Borrow only what you know you can pay back
The number one rule of payday cash loans is to never borrow more than you know you can pay back. Whatever amount you borrow will be subtracted from your checking account the next time you’re paid. You will need to have enough in your account to pay back the loan and to live and pay your bills for the following one or two weeks.
What happens if there’s not enough money in your account?
Suppose your next payday hits and there’s not enough money in your checking account to cover the check you wrote the loan company. If this is the case, the loan company will simply extend the loan and then charge you another fee.
The cost of a payday loan
The amount of money the payday loan company charges may not seem like a lot until you think about it in terms of its APR or annual percentage rate. Payday loan companies typically charge $15 to $20 every two weeks for each $100 they advance you. This actually translates into an APR of 390% to 780%.

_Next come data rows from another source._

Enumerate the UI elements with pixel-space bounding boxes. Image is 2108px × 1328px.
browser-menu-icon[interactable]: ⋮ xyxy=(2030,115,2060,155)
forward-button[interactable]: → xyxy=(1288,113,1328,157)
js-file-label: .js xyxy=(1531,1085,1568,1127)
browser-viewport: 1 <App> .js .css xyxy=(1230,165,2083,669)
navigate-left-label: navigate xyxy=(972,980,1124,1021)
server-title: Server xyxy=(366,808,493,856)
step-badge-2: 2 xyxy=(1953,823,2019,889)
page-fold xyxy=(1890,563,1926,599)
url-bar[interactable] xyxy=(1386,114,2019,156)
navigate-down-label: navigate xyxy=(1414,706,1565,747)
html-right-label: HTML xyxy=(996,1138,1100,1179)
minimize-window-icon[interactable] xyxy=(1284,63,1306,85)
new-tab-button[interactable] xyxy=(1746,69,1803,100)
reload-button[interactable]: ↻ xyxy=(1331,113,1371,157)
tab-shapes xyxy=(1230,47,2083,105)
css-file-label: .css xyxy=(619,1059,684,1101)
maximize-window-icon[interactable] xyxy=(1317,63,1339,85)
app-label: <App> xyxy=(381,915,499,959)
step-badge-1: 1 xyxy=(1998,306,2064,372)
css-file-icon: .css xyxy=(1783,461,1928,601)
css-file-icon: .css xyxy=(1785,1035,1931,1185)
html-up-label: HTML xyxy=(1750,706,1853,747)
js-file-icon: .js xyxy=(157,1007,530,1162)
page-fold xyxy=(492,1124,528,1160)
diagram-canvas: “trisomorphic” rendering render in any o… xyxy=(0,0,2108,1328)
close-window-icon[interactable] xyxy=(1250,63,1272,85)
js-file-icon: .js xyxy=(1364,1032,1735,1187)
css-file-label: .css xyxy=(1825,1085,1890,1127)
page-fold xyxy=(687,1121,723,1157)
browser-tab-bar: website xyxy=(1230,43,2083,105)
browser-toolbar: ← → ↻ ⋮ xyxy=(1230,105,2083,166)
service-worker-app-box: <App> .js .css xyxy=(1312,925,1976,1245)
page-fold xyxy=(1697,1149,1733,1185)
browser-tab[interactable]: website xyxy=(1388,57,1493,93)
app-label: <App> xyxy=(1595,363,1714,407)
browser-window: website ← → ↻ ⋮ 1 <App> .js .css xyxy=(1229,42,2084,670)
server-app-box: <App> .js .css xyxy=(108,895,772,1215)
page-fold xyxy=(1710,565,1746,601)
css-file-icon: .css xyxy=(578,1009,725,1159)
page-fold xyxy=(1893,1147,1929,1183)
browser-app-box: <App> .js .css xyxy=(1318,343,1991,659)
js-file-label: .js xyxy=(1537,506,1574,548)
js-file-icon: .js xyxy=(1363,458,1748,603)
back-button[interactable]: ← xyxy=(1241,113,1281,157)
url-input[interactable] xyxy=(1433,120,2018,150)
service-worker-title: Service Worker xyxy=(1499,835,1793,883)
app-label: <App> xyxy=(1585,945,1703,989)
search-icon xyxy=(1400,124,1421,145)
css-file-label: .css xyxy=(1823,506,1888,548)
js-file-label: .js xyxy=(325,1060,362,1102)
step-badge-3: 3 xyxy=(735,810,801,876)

The dangers of a payday loan
The biggest danger of a payday loan is what happens if you can’t pay it back and it keeps rolling over and over. This could cost you literally thousands of dollars a year in fees. And if you give the payday loan company the ability to access your checking account to get its money, you could be opening yourself up for a load of trouble.
If you don’t pay back the loan
It’s important to keep in mind that no matter what they call it, a payday loan is still a loan. If you don’t pay it back the loan company could do what any bank or credit card company might do, which is to turn your debt over to a collection agency. The loan company or the collection agency could even end up filing suit against you.
If you need money in a hurry, there are other alternatives to getting a payday loan. For example, if you’re an hourly worker you could ask your employer for more hours. You might also ask for a cash advance on your next paycheck, which would mean paying no “fees” or interest. You might also have something sitting around the house you could sell on Craigslist to get you through that emergency.